We owe money. So what can suit us better than having the opportunity to repay the debt with devalued dollars? But wouldn't our lenders stop lending us the money? Yes, if they can find alternative venues for their savings. Luckily, the stock market tanked as has the real estate market, so now even our lower value dollars look good in comparison.
As I am not an economist, I dared not commit my thoughts to print. So I am happy to share Harvard economist Martin Feldstein's verdict that The dollar is falling at the right time:
The recent decline of the dollar has led many people to talk about the current “weakness” of the dollar, encouraging intervention to stop the dollar’s further decline. This confuses recent declines with fundamental weakness. The very large US trade deficit shows that the value of the dollar is not weak but is actually very strong. Because of the dollar’s strength, prices of US goods in global markets make them inadequately competitive.
The dollar’s decline over the past five years stimulated exports and helped to shrink the trade deficit. Real US exports are up 17 per cent in the past two years and the trade deficit has come down 11 per cent from its peak in 2006. But the trade deficit last year was still more than $700bn or 5.1 per cent of gross domestic product. Since US imports are still nearly twice as large as US exports, it takes a very large fall of the dollar to shrink the net deficit. . . .
The falling dollar reflects an unwillingness of private and public portfolio investors around the world to hold the current amounts of dollar securities at the existing interest rate and exchange rate. To induce them to do so, and to increase their holdings by the roughly $700bn needed to fund this year’s US current account deficit, requires either a lower value of the dollar (so there is less risk of further dollar decline) or a higher rate of interest (to compensate them for any further fall of the dollar).
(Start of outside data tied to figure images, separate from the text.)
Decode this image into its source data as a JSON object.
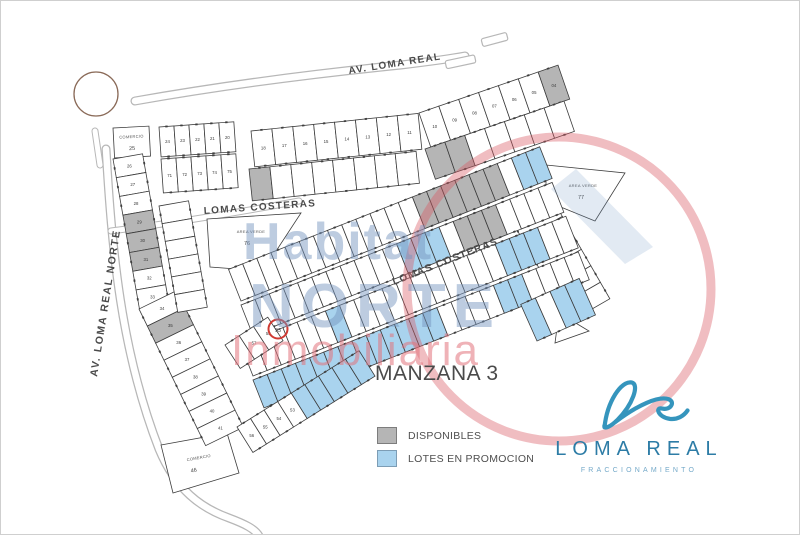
{
  "map": {
    "block_title": "MANZANA 3",
    "streets": {
      "av_loma_real": "AV. LOMA REAL",
      "av_loma_real_norte": "AV. LOMA REAL NORTE",
      "lomas_costeras_upper": "LOMAS COSTERAS",
      "lomas_costeras_diagonal": "LOMAS COSTERAS"
    },
    "areas": {
      "area_verde_left": {
        "label": "AREA VERDE",
        "number": "76"
      },
      "area_verde_right": {
        "label": "AREA VERDE",
        "number": "77"
      },
      "comercio_top": {
        "label": "COMERCIO",
        "number": "25"
      },
      "comercio_bottom": {
        "label": "COMERCIO",
        "number": "46"
      },
      "highlighted_lot": {
        "number": "93"
      }
    },
    "rows": {
      "left_a": {
        "numbers": [
          "26",
          "27",
          "28",
          "29",
          "30",
          "31",
          "32",
          "33"
        ],
        "gray": [
          3,
          4,
          5
        ]
      },
      "left_b": {
        "numbers": [
          "34",
          "35",
          "36",
          "37",
          "38",
          "39",
          "40",
          "41"
        ],
        "gray": [
          1
        ]
      },
      "midleft": {},
      "topleft_upper": {
        "numbers": [
          "24",
          "23",
          "22",
          "21",
          "20"
        ]
      },
      "topleft_lower": {
        "numbers": [
          "71",
          "72",
          "73",
          "74",
          "75"
        ]
      },
      "toparc_a_upper": {
        "numbers": [
          "18",
          "17",
          "16",
          "15",
          "14",
          "13",
          "12",
          "11"
        ]
      },
      "toparc_a_lower": {
        "gray": [
          0
        ]
      },
      "toparc_b_upper": {
        "numbers": [
          "10",
          "09",
          "08",
          "07",
          "06",
          "05",
          "04"
        ],
        "gray": [
          6
        ]
      },
      "toparc_b_lower": {
        "gray": [
          0,
          1
        ]
      },
      "right_col": {},
      "mid1_upper": {
        "gray": [
          13,
          14,
          15,
          16,
          17,
          18
        ],
        "blue": [
          20,
          21
        ]
      },
      "mid1_lower": {
        "gray": [
          15,
          16,
          17
        ],
        "blue": [
          11,
          12,
          13
        ]
      },
      "mid2_upper": {
        "blue": [
          6,
          18,
          19,
          20
        ]
      },
      "mid2_lower": {
        "blue": [
          0,
          1,
          2,
          3,
          4,
          5,
          6,
          7,
          8,
          9,
          10,
          11,
          12,
          17,
          18
        ]
      },
      "bottom_a": {
        "numbers": [
          "56",
          "55",
          "54",
          "53",
          "",
          "",
          "",
          "",
          ""
        ],
        "blue": [
          4,
          5,
          6,
          7,
          8
        ]
      },
      "right_block": {
        "blue": [
          0,
          2,
          3
        ]
      },
      "bl_grid": {
        "numbers": [
          "",
          "57",
          "58"
        ]
      }
    }
  },
  "legend": {
    "items": [
      {
        "key": "available",
        "label": "DISPONIBLES",
        "color": "#b5b5b5"
      },
      {
        "key": "promo",
        "label": "LOTES EN PROMOCION",
        "color": "#a9d3ee"
      }
    ]
  },
  "logo": {
    "name": "LOMA REAL",
    "subtitle": "FRACCIONAMIENTO"
  },
  "watermark": {
    "word1": "Habitat",
    "word2": "NORTE",
    "word3": "Inmobiliaria"
  },
  "colors": {
    "lot_fill": "#ffffff",
    "lot_available": "#b5b5b5",
    "lot_promo": "#a9d3ee",
    "lot_stroke": "#3c3c3c",
    "road": "#b7b7b7",
    "label": "#4a4a4a",
    "logo_blue": "#2d7ca6",
    "watermark_blue": "#7694be",
    "watermark_red": "#e2737b",
    "highlight_red": "#cf3a32"
  }
}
A lower dollar has the favourable effect of stimulating US net exports and therefore of raising the US growth rate at a time of general economic weakness. In contrast, higher interest rates would reduce aggregate investment and other aspects of aggregate demand. The US has therefore been fortunate that the adjustment to the fall in world demand for US securities has taken the form of a lower dollar rather than of a rise in the level of US interest rates.
Conclusion? Let the dollars continue falling and pay no more attention to the global whining than China paid attention to American and European complains that the artificially low value of their currency is killing our industry. I am sorry Saudi Arabia is not hurting more. It surely deserves it as a major part of the high price of oil is caused by oil producers determination to make the most of a commodity the West desperately wants to learn to do without.
Yes, Europe may pay the highest price but it could have avoided a major part of it had it not waited until it was too late to join US demands that China permit its currency to float as its trading partners do. In this as in Middle Eastern troubles, Europe is paying for its failure to realize yet again that in a world in which freedom is under attack by Islamists and autocrats, it should cooperate, not compete, with the US. Ironically, this is a repeat scenario. The same dynamic led the US to abandon the gold standard in the 70s. The good news is that just as it did during the 80s, Europe is beginning to see the light and the world economy is rebalancing itself.